Der IPO Plan

Industrie Park Oberelbe und Eisenbahnneubaustrecke Dresden Prag

Industrie Park Oberelbe und Eisenbahnneubaustrecke Dresden Prag waren wichtige Themen einer Mitgliederversammlung des Örtlichen Verbandes Heidenau-Dohna-Müglitztal am 13. Juli 2020 in Heidenau.

Als Gast begrüßten wir den Bürgermeister von Heidenau und Zweckverbandsvorsitzenden für den Industriepark Oberelbe Herrn Opitz.

Es gibt viel Gegenwind – vor allem von unmittelbar betroffenen Anwohner*innen, wie man an unzähligen Protestplakaten in Heidenau-Großsedlitz und Dohna sehen kann. Pauschal wird das Vorhaben als schädlich für Mensch und Natur bezeichnet.

Unbestritten ist ein solches Vorhaben ein Eingriff – zu klären ist aber, ob und wie schädlichen bzw. beeinträchtigenden Auswirkungen vorgebeugt oder diese verhindert werden können.

Bürgermeister Opitz erläuterte, mit welchen Fachplanungen die einzelnen Probleme aufgenommen und systematisch bearbeitet werden.

Unstrittig ist, dass unsere Region Wertschöpfung braucht, welche die Gastronomie und der Tourismus nur in geringem Maße erbringen können. Es braucht Industrie-Arbeitsplätze mit angemessener Bezahlung, welche auch junge Menschen anzieht und unsere Dörfer und Städte mit Leben erfüllen.

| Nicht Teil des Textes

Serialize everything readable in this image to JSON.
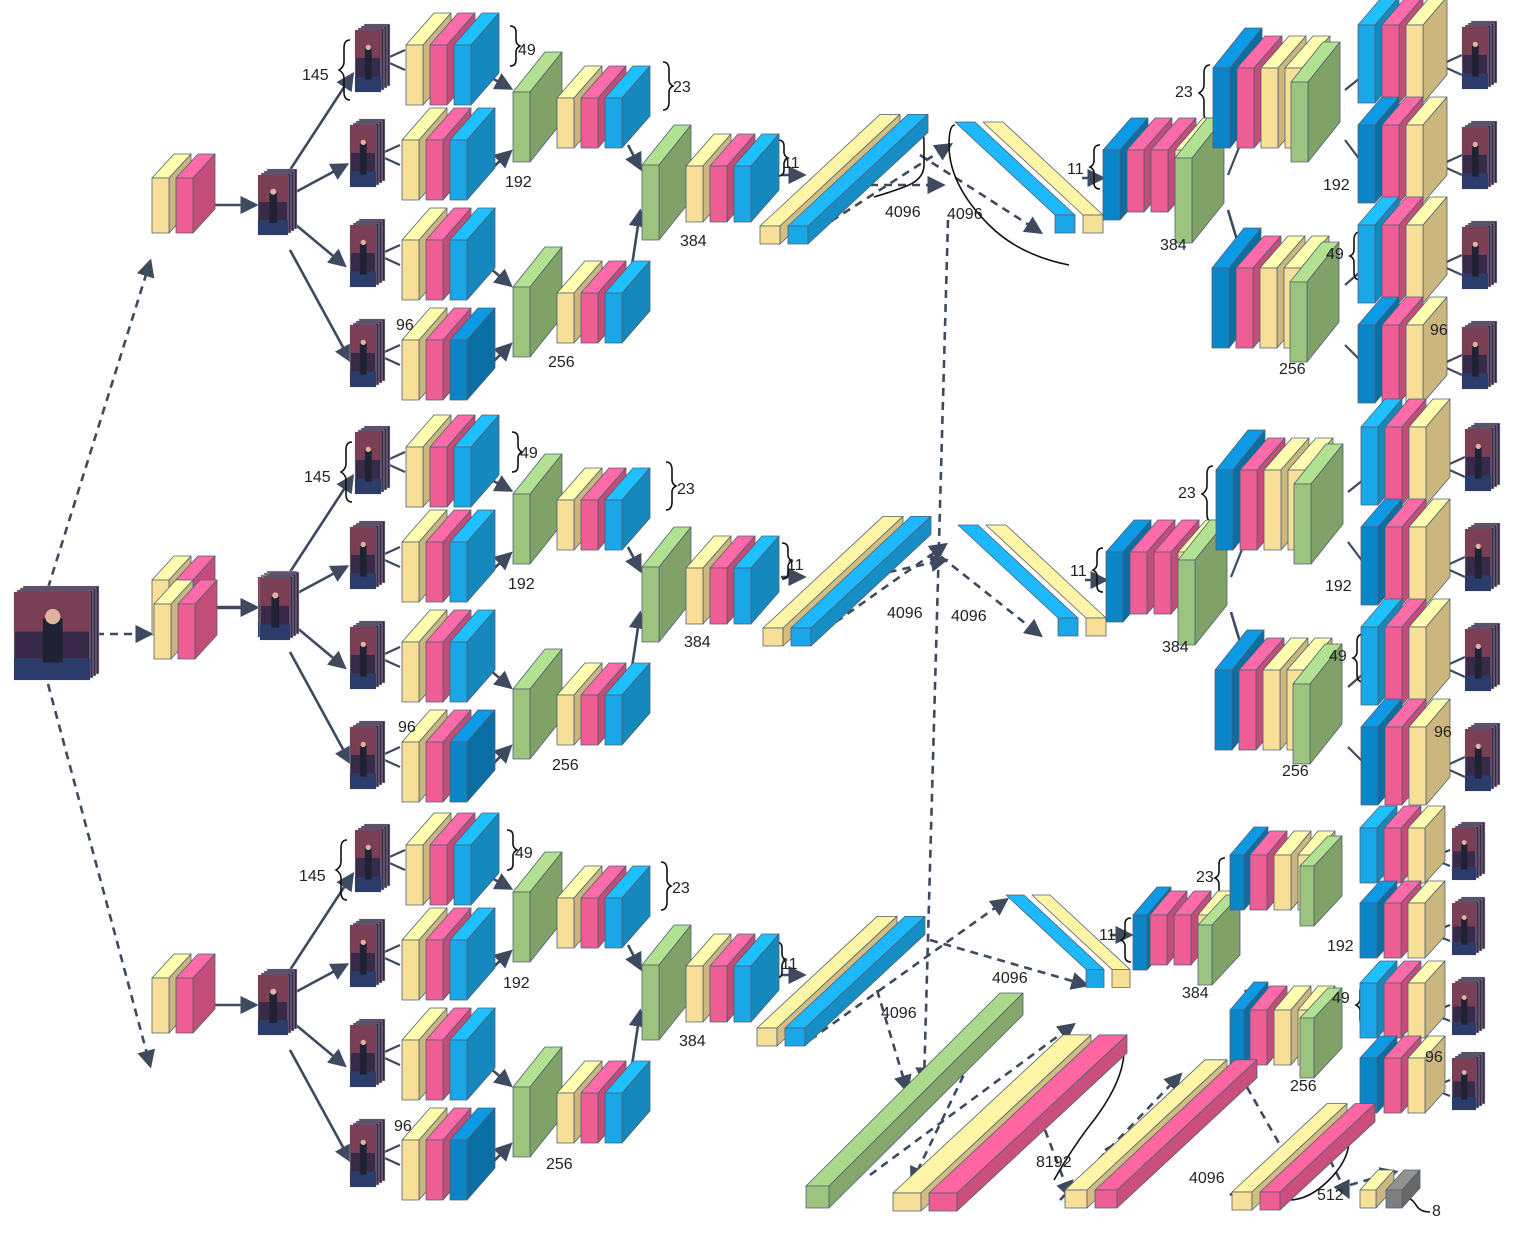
{
  "colors": {
    "yellow": "#f7df98",
    "pink": "#ee5d93",
    "blue": "#1aa7e8",
    "darkblue": "#0a86c8",
    "green": "#9cc47f",
    "gray": "#7f7f7f",
    "arrow": "#3e4a5e",
    "edge": "#4f6071"
  },
  "labels": {
    "filters_145": "145",
    "filters_49": "49",
    "filters_23": "23",
    "filters_11": "11",
    "channels_192": "192",
    "channels_96": "96",
    "channels_256": "256",
    "channels_384": "384",
    "fc_4096": "4096",
    "fc_8192": "8192",
    "fc_512": "512",
    "output_8": "8"
  }
}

Die gute Verkehrsanbindung des Industrie Parkes Oberelbe bietet dafür gute Voraussetzungen.

Erste wichtige Voraussetzung für einen Erfolg des Vorhabens ist die Herstellung von Baurecht zwischen Feistenberg und Großsedlitz, damit ab 2025 begonnen werden kann, Verkäufe von Bauland zu tätigen.

Klar wurde allen, es ist noch ein weiter Weg aber eine gute Chance für unsere Region.

Es gab und wird weitere Informationsveranstaltungen geben. Im Rahmen der frühzeitigen Öffentlichkeitsbeteiligung wird der Vorentwurf des Bebauungsplanes Nr. 1 IndustriePark Oberelbe öffentlich ausgelegt.

Die Auslegung erfolgt vom 29.06. bis 14.08.2020 in den Rathäusern der Verbandskommunen und in der Geschäftsstelle des Zweckverbandes IPO. Alle B‑Plan-Unterlagen sind ab sofort auch online verfügbar.(www.zv-ipo.de).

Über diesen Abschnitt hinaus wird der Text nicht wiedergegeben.